Belli ki bu ‘diktatör’ kavramını hakkıyla kullanabilmek için bazı somut ölçütler gerekiyor.
Harvard Üniversitesi’nde uluslararası ilişkiler profesörü, o disiplinin önde gelen isimlerinden Stephen M. Walt, geçen hafta Foreign Policy dergisinde, ‘Başkanınızın diktatör olup olmadığını anlamanın 10 yolu’ başlıklı yazısına, “ABD şimdi bir demokrasidir. Bu onun hep böyle kalacağı anlamına gelmez” saptamasıyla başlayarak, Brown Üniversitesi’nden Prof.
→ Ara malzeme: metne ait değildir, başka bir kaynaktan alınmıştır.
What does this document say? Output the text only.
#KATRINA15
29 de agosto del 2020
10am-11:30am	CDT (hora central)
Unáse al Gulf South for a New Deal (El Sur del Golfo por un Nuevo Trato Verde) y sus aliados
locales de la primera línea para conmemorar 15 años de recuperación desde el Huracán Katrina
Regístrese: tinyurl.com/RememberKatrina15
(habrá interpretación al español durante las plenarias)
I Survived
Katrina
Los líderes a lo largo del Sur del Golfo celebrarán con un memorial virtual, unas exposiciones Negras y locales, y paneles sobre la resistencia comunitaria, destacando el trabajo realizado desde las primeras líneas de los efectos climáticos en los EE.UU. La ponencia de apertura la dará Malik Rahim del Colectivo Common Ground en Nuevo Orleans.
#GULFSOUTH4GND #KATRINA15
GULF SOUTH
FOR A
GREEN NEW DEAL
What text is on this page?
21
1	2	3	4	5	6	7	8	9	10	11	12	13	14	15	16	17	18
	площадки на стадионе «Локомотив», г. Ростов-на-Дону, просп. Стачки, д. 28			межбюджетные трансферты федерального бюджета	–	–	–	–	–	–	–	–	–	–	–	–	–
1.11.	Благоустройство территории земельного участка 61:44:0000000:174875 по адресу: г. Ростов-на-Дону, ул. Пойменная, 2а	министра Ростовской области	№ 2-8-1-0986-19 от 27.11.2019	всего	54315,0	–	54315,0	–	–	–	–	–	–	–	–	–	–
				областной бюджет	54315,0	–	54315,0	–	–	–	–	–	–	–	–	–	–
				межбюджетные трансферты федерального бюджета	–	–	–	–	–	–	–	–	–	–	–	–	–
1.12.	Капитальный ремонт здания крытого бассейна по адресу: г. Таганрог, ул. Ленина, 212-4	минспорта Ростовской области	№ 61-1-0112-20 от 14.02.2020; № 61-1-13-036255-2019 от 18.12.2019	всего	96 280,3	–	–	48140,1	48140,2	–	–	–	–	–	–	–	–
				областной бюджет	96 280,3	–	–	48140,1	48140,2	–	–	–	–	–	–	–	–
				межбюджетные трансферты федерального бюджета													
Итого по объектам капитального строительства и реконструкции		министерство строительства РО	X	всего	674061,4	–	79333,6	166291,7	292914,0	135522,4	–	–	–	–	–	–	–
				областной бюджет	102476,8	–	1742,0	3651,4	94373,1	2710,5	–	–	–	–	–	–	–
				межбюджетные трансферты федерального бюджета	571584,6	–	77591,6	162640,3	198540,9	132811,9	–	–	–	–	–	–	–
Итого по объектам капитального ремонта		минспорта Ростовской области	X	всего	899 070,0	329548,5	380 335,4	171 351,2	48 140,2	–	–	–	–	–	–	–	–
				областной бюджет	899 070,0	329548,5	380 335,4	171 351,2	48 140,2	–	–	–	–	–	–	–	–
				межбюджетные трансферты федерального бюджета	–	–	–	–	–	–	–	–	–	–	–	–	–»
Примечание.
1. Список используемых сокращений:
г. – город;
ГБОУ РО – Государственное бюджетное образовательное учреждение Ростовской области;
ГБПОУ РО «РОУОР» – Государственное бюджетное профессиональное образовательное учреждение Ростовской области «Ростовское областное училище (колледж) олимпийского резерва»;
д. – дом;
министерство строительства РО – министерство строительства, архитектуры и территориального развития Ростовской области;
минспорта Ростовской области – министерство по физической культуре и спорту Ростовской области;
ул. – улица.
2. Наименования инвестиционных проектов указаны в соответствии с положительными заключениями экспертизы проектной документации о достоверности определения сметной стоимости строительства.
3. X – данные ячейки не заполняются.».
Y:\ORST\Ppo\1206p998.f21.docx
Jeff Colgan’ın, demokrasinin yerini diktatörlüğe bırakma sürecine ilişkin bir araya getirdiği 10 göstergeyi aktarıyordu.
Bu 10 gösterge kısaca şöyle:
1) Medyayı yıldırmak, sınırlamak; yandaş bir medya oluşturmak için sistemli girişimler.
2) Olağanüstü önlemler alabilmek için krizlerden ve siyasi tıkanıklıklardan yararlanmak.
3) Azınlıkları hedef almak, yabancıları suçlamak.
4) Sivil toplum alanını, kaynakları kısarak, dava açarak, baskın yaparak, tutuklayarak daraltmak.
5) Var olan siyasi sistemi reddeden bir dil kullanmak; egemen söylemde değişiklik yapmaya başlamak.
6) Mahkemeleri, diğer kurumların çapını genişletmek, içlerini kendi taraftarı partizan hâkim ve savcılarla doldurmak.
7) Seçilmiş görevlilerin görevde kalma süresini değiştirmek, uzatmak ya da hepten ortadan kaldırmak.
8) Yasamayı zayıflatmak, yasama meclisi üyelerini baskı altına almak.
9) Siyasi muhalefeti susturmak
10) İç güvenlik güçlerinin sayılarının yetkilerini belirgin biçimde genişletmek.